The gut microbiota increase mature KC frequency and direct KC distribution. A: Percentage of NPCs isolated from livers of adolescent CL and GF mice expressing F4/80 (macrophage) or F4/80 and MHCII (mature macrophage) were similar. Representative of three independent experiments (n = 6 in the CL group; n = 6 in the GF group) (F4/80⁺P = 0.40; F4/80⁺ MHCII⁺P = 0.06). B: Correlative analysis revealed that mature KC frequency (F4/80⁺MHCII⁺ NPCs) was directly proportional to bacterial load (nanograms of bacterial DNA per gram of cecal stool); Pearson’s correlation coefficient = 0.73. C: Percentage of F4/80⁺ NPCs (cyan filled gate) or F4/80⁺MHCII⁺ NPCs (black lined gate) isolated from livers of adult CL mice was significantly greater than that of GF mice (n = 5 in the CL group; n = 5 in the GF group).
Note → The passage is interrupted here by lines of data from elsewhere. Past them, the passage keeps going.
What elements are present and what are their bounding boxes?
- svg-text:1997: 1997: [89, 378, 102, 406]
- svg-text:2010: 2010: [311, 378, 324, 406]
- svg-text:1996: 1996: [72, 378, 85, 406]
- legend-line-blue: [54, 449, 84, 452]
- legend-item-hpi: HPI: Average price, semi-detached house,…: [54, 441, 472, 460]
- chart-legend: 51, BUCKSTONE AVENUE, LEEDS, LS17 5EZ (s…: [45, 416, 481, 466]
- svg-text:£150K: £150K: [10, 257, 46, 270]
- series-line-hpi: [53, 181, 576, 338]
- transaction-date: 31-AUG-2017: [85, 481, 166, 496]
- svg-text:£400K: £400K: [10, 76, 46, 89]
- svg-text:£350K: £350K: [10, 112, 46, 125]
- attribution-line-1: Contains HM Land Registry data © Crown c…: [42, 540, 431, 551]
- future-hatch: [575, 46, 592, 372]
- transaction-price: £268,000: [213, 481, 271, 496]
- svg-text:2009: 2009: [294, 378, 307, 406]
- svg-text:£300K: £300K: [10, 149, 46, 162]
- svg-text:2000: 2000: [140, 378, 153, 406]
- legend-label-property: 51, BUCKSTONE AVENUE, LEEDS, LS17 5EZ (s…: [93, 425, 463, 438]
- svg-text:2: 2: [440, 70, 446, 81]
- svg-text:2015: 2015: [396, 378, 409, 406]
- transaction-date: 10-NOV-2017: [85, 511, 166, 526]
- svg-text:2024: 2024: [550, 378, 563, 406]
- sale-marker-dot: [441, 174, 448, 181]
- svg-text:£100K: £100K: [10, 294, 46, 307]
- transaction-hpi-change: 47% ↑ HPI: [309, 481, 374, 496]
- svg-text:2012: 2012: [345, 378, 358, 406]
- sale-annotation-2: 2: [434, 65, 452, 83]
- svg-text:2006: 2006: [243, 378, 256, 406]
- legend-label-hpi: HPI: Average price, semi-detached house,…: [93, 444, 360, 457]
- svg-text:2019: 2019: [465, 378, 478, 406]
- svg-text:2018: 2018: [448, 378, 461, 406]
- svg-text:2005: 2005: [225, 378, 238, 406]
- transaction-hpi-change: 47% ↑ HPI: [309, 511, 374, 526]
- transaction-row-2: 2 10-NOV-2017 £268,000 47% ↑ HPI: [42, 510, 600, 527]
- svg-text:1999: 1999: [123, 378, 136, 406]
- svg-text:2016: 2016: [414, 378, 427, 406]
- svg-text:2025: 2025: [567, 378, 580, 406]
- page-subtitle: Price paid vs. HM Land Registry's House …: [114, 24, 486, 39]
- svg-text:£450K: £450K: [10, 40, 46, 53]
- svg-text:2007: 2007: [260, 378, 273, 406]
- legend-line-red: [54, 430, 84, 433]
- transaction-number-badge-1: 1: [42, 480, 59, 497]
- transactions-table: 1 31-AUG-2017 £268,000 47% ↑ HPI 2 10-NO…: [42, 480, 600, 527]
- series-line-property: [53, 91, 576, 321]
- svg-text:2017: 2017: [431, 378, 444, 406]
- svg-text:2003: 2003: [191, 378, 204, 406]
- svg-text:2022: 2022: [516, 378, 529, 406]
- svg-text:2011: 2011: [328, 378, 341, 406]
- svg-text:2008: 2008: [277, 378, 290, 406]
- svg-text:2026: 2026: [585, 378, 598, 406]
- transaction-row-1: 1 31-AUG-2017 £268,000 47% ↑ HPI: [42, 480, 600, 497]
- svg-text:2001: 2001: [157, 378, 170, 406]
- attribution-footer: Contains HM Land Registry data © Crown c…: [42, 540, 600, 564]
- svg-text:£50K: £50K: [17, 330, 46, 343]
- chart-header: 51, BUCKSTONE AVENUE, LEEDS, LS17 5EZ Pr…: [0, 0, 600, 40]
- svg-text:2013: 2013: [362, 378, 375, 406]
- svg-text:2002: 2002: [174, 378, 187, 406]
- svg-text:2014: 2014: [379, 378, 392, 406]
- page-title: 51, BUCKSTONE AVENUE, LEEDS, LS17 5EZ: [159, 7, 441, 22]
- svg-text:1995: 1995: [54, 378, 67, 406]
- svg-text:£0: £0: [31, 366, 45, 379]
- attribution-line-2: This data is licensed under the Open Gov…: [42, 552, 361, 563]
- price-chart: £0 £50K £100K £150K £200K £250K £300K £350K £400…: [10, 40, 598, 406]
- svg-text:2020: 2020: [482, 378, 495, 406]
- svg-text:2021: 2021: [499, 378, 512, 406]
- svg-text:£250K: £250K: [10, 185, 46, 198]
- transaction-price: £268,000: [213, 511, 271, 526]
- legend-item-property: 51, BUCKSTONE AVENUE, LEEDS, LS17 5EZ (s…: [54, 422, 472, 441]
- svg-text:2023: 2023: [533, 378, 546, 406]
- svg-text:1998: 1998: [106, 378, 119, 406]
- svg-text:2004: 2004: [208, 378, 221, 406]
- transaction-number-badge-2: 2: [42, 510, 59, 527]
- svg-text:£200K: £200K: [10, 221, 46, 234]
Dot plots representative of 4 independent experiments. D: Percentage of F4/80⁺ NPCs (cyan filled gate) or F4/80⁺MHCII⁺ NPCs (black lined gate) isolated from livers of adult CL mice was significantly greater than AVMN mice (n = 5 in the CL group; n = 5 in the GF). Representative of two independent experiments. E: KC distribution in livers of CL, GF, and AVMN mice assessed by immunofluorescence staining of liver sections with F4/80 (green) and DAPI nuclear counterstain (blue). Analysis was performed by tissue cytometry (NearCYTE) (Supplemental Figure S3). Three lobular portal areas and central areas were each randomly selected from a total of three animals per group and F4/80⁺ cell numbers/0.1 mm² counted. Representative images was shown in the figure. Scale bar = 100 μm. Adult CL, GF, and AVMN mice were used. *P < 0.05, **P < 0.025, ***P < 0.01.